At a loss how to observe this year's rare April Fool's Day Easter Sunday, I let the chips fall where they might, starting with Tribute to Bobby, the new jazz album on the Challenge label. According to the classically trained Mexican pianist and torch singer Consuelo Velázquez, she wrote her indelible bolero "Bésame mucho" (Kiss me a lot) before she had ever been kissed, knowing only that kissing was a terrible sin. Rather than dwell on the smoldering, smothered sensuality she gave it, Steve Hobbs (marimba and vibes) and his killer wingmen—Bill O'Connell (piano), Peter Washington (bass), and John Riley (drums)—skitter from incongruous, shivery bubble-gum euphoria into nervous, ever-escalating swerves and jitters. The Bobby in question is the late vibraphone and marimba legend Bobby Hutcherson, Hobbs's longtime inspiration, mentor, and friend.
Next, we sampled Final Answer, an all-contemporary program (kind of intimidating on paper) by the San Francisco Girls Choir, led byValérie Sainte-Agathe (Orange Mountain Music). Seconded by the Kronos Quartet, the young vocalists performed "Opening: Forest," from the TV opera Vireo: The Spiritual Biography of a Witch's Accuser, music by the prolific Lisa Bielawa, who also serves as the choir's artistic director. In keeping with the title, the excerpt evokes a consciousness coming into being, perhaps a whole world. The string players have done most of the imaginative work before the singers come in, but they do their part with spooky assurance.

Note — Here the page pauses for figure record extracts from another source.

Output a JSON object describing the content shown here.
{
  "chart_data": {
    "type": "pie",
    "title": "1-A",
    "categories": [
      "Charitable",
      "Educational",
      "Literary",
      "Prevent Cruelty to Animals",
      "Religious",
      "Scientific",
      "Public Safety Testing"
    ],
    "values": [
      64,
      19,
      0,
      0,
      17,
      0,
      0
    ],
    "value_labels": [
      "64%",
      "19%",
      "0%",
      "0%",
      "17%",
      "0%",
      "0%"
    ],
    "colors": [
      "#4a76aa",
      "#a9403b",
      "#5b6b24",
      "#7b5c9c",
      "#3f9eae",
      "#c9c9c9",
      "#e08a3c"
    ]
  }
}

On to the electronic opera Heresy, by the Irish composer Roger Doyle. Doyle, it seems, was approached by the American impresario Eric Fraad, ex of Manhattan, now of Dublin. The conversation ran something like this. Fraad: "Write me an opera." Doyle: "'How about a space opera? Whatever that might be." Fraad: "Nah. I have a record label called Heresy. So, I'd like an opera about a heretic." They settled on Giordano Bruno, incinerated at the stake in Rome in 1600 after cutting quite a swathe through great courts of Europe. Among other blasphemies, Bruno taught that the universe was infinite, without a center. The scene from Heresy called "The Throne Room," from Act 1, unfolds in slow, dreamlike fashion, punctuated by nearly subliminal beeps and blips pointing to trouble down the line. Later in the show, we heard the Overture, of much the same description, minus narrative content. I look forward to sections under the headings "There Are Countless Suns," "The Divine Sophia," "A Material Universe," and "Death By Fire."
The pianist Stewart Goodyear, previously unknown to me despite his extensive discography, is just out with For Glenn Gould (Sono Luminus), a grab bag of items that interested that notoriously unorthodox keyboard genius and perfectionist of the recording studio. Goodyear's program includes three B's though not the three conventionally named in the same breath (Alban Berg supplants Beethoven), plus the Tudor polyphonist Orlando Gibbons. Like Gould before him, Goodyear plays the latter's keyboard piece "Lord Salisbury's Pavan and Galliard" on a modern concert grand. His bristling touch mimics the sprung action of historic instruments, enhanced by discreet dynamic nuance of which the historic keyboards were incapable. The sensibility seems at the same time antique and up-to-the-minute.
Have you heard the Cinderella story of Pretty Yende, of Piet Retief, Mpumalanga, South Africa (pop. 57, 428)? At 16, she had never so much as heard of opera. But then, on the soundtrack of a TV commercial for British Airways, the "Flower Duet," from Lakmé, came wafting into her life. A brief decade and a half later, she has taken her place in the operatic empyrean. Tracks from Bellini's masterpiece La Sonnambula(The Sleepwalker), on her new aria recital Dreams (Sony Classical), made me think I must be missing something. In the lament "Ah! Non credea mirarti" as in the jubilant "Ah! Non giunge, her sweet sound pleases, no question. It flows smoothly in long phrases and skips nimbly through the rapids. She conveys a gracious personality. But do her character's joys and sorrow tug at the heartstrings? Do they convey us, perhaps even against our will, into the depths of a wronged, fragile soul? I, for one, would have to say no. How boring it is, four decades on, to intone the name of Maria Callas as if no one in the meantime has had anything to say about her signature bel canto roles. Yet Callas does remain a touchstone. Knowing a bit of Yende's history, I have to believe she has more mesmerizing imaginative resources than the microphone has captured here.